In terms of causal therapy, genetic engineering forms of therapy may be conceivable in the future. This genetic engineering treatment would take place as part of gene therapy and could possibly replace the defective gene with a healthy one. Gene therapies have already been successfully carried out on humans as part of clinical studies. On the other hand, several deaths have also been reported in connection with human gene therapy studies.
In view of this, gene therapy is still in its infancy and is currently (as of 2015) one of the most important research areas in medicine. Because of the rarity of Tangier disease, gene therapy studies directly related to the disease have never been conducted.
Tangier disease cannot be prevented. Parents-to-be or couples planning children can theoretically be tested for the genetic defect via a sequence analysis of their DNA. In this way, the risk for a child with Tangier’s disease can at least be better assessed.
Since Tangier disease is a very rare hereditary disease and is based on a genetic defect, the options for self-treatment are rather limited. However, dietary measures have proven to have a positive effect on this disease: The diet of the person affected should be low in fat. Dietary supplements help to compensate for nutrient deficiencies.
Raw vegetables and healthy foods dominate the menu. Heavy foods that could raise cholesterol levels should be avoided as much as possible. Medications that negatively affect cholesterol levels must also be discontinued in consultation with the doctor and replaced with alternative medications. A healthy lifestyle can have a positive effect on the general well-being of the patient.
This includes getting enough sleep, moderate physical activity and avoiding stress. Stimulants such as alcohol and nicotine should be avoided as far as possible. It is important for the patient to take their medication according to the doctor’s prescriptions and to find out about possible interactions and side effects so that they can take appropriate measures if necessary.

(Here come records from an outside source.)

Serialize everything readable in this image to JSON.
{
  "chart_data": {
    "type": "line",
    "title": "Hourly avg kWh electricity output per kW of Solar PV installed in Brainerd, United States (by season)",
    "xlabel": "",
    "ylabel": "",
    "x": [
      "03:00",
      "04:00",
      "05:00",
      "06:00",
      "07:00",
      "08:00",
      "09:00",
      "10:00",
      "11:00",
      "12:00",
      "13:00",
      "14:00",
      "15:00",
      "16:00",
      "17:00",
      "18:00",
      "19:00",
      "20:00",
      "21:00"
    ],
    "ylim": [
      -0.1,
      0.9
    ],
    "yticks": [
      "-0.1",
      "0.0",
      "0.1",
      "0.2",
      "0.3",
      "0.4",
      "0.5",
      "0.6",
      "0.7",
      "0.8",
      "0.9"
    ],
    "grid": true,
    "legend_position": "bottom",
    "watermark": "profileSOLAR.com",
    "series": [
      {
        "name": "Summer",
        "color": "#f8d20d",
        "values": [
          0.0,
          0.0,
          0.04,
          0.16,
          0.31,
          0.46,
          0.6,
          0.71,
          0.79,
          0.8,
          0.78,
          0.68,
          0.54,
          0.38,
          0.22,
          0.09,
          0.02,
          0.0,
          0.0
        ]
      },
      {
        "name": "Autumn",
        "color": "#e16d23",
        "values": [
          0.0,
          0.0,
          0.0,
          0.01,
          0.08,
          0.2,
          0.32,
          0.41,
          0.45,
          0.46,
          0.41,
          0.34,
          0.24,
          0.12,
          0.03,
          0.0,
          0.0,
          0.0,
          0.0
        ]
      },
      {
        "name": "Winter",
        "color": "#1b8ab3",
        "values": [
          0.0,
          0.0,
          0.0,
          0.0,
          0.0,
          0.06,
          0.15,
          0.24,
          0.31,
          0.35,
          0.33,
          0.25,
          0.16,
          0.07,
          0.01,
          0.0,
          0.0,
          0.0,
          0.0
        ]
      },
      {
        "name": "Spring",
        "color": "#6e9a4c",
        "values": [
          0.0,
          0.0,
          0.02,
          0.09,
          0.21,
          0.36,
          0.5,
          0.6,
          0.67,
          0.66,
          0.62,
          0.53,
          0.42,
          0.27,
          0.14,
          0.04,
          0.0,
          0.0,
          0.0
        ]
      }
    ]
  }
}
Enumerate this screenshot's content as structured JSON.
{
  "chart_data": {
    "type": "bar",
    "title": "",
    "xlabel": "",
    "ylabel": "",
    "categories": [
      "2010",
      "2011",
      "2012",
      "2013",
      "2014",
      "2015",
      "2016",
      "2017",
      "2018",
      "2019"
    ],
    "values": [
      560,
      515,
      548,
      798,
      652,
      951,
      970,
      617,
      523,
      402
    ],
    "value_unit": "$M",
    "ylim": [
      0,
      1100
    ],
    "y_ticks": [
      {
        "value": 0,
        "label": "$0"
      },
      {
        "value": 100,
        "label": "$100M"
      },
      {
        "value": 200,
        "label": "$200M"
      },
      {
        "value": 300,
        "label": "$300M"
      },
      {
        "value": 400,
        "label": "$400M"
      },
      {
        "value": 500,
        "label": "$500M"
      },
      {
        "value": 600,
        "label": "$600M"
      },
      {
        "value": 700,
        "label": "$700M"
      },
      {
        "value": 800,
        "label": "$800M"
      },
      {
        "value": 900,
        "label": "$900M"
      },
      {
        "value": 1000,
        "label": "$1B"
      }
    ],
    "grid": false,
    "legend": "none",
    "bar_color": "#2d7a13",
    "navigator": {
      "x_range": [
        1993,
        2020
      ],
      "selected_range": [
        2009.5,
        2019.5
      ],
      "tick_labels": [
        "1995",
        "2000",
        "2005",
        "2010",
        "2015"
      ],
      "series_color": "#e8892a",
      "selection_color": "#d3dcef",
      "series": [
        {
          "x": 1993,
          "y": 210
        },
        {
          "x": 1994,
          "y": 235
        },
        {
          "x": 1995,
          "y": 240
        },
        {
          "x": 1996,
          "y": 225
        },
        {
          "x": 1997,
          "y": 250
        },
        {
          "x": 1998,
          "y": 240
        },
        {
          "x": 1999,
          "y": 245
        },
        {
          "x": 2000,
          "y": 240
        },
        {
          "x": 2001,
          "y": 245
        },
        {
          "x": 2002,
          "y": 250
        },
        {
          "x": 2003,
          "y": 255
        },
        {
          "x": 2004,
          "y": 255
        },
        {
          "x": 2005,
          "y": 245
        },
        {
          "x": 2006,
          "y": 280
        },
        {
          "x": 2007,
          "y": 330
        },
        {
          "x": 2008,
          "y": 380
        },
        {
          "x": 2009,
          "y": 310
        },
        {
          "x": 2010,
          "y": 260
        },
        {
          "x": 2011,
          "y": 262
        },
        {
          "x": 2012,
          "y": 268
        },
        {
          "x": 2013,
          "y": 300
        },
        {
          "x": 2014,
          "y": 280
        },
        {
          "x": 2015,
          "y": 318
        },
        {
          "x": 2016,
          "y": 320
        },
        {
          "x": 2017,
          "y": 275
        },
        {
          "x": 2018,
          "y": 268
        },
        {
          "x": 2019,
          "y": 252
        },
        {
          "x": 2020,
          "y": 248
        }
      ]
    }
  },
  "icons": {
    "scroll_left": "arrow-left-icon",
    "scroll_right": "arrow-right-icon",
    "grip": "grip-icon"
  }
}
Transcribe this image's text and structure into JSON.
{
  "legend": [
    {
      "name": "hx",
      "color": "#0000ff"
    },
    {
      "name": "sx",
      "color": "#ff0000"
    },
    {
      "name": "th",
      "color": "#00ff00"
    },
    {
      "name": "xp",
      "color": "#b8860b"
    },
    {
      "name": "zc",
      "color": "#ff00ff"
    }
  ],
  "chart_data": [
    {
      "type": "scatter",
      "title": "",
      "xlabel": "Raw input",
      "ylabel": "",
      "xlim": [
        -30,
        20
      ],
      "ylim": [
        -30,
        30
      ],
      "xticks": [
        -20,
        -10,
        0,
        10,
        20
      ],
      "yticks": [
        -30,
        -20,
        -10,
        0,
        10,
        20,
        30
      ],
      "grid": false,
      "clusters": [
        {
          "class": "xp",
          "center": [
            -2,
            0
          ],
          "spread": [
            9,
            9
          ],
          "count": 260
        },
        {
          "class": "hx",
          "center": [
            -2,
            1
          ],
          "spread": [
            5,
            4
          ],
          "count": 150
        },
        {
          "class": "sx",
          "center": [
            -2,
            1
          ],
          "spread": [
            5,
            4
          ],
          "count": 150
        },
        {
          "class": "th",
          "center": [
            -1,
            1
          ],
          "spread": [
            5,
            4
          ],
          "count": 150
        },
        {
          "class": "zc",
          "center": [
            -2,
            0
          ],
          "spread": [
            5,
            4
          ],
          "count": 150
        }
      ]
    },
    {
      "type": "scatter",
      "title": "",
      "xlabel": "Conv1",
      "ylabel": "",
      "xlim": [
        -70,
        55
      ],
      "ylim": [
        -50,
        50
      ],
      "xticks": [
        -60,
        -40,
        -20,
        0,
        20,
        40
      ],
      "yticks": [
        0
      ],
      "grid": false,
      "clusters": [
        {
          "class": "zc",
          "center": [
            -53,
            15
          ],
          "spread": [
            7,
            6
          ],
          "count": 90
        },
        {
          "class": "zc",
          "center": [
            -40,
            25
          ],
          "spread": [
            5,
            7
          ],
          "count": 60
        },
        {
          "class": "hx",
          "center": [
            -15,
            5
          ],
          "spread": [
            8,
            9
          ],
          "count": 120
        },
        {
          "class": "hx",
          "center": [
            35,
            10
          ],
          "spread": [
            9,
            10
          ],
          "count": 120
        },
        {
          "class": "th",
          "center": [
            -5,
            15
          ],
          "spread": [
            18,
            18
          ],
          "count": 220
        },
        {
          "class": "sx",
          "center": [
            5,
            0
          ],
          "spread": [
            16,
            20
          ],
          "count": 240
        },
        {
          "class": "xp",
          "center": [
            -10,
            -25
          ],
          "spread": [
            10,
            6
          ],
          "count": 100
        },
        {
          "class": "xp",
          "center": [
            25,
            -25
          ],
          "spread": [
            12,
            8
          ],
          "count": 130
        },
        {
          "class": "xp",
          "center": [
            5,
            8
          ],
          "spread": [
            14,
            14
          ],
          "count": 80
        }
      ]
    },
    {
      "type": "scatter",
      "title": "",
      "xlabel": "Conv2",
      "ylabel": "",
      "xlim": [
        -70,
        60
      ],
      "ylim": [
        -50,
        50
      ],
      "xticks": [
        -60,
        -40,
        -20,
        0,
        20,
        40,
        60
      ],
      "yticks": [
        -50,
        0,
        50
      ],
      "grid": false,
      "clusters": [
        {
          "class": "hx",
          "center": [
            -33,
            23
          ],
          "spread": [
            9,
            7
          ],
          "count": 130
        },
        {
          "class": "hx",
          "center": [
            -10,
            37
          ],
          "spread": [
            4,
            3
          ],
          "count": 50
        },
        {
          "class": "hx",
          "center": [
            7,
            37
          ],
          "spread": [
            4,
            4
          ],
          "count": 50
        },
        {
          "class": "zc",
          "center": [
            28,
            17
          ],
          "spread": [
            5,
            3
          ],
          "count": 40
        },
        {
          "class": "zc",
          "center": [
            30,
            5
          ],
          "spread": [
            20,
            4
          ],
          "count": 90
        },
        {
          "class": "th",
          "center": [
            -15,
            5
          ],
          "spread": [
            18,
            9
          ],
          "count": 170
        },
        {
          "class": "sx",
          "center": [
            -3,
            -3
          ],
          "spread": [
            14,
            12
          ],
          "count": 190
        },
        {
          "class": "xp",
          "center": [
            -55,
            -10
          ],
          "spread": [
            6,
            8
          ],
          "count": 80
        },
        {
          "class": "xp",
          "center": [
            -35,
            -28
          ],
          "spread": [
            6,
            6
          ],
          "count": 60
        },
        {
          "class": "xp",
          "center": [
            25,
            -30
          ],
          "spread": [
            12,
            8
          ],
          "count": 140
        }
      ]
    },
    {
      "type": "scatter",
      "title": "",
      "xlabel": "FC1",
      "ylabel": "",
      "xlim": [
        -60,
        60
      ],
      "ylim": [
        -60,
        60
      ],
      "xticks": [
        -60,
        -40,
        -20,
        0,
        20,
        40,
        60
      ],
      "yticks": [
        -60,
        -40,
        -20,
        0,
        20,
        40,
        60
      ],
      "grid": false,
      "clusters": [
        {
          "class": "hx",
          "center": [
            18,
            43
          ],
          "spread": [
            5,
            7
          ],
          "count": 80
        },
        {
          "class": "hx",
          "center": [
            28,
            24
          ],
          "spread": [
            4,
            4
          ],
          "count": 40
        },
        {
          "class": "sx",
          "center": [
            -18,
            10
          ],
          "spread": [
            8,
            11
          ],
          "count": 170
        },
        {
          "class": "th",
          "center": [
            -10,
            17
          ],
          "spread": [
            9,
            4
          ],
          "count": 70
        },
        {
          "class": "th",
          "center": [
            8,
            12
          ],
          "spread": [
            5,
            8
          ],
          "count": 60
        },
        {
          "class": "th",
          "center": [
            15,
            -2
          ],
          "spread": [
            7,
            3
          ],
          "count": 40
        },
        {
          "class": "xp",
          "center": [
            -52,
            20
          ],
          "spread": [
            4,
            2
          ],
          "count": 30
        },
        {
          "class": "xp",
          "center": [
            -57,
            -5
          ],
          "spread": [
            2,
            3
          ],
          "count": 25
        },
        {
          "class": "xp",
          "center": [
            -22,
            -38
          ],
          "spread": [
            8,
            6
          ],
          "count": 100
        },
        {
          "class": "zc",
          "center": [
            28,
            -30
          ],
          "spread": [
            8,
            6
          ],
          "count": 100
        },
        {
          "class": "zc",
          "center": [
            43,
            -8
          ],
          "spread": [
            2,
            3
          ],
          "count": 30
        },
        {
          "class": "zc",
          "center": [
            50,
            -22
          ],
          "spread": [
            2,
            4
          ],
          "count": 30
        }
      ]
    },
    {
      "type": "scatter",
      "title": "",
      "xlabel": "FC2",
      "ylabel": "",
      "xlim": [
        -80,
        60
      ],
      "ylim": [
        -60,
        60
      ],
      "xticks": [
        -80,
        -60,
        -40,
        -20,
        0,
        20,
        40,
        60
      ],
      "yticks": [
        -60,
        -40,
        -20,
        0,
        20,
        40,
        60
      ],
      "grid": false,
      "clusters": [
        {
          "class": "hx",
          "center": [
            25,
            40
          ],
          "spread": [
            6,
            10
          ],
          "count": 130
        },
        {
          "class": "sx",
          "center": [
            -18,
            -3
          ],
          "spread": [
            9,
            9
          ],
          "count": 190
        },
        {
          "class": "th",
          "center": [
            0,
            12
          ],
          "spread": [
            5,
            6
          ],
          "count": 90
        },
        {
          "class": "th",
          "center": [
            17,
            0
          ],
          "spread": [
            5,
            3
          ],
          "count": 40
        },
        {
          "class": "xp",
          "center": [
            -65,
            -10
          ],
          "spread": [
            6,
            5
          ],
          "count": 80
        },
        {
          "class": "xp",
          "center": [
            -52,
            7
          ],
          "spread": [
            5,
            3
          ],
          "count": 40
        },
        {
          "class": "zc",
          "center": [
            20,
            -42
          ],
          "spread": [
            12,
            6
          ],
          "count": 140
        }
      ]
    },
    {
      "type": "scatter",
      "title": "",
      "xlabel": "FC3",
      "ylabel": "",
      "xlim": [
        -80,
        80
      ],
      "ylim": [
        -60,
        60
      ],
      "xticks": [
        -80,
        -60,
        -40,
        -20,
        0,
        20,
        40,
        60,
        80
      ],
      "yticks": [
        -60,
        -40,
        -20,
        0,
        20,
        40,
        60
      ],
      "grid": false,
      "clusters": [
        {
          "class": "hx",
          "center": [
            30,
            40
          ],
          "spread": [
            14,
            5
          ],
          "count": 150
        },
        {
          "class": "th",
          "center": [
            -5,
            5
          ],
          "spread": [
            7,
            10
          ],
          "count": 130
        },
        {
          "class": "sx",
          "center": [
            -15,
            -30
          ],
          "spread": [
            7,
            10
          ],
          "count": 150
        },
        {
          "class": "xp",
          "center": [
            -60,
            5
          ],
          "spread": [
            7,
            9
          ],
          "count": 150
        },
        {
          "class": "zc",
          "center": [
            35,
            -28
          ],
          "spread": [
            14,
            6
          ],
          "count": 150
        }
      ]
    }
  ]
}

A causal treatment of Tangier’s disease is not yet possible. Various genetic engineering therapies are currently being tested, which may promise a cure for this disease in the future. Those affected should ask their doctor about these options so that they can take part in current test programs.
You can do that yourself
Individuals suffering from Tangier’s disease must primarily take dietary measures. Eating a low-fat diet and taking dietary supplements is recommended. The menu should consist primarily of raw and healthy foods. It is important to avoid stimulants such as alcohol, nicotine or caffeine, as well as particularly heavy foods that increase the cholesterol level. This also includes certain medications that must be discontinued in consultation with the doctor.
In addition, general measures such as sufficient exercise, plenty of sleep and avoiding stress are important. Sick people must also take the prescribed medication according to the doctor’s instructions and inform the doctor about any side effects and interactions so that the necessary countermeasures can be initiated at an early stage. In addition, consultation should be held with other specialists, such as nutritionists and alternative doctors, who can support the treatment of the pain.
To date, Tangier’s disease cannot be treated causally. However, genetic therapy forms are currently being tested, which could enable a cure in the future. Affected people should talk to their family doctor about these options and, if necessary, take part in current test programs.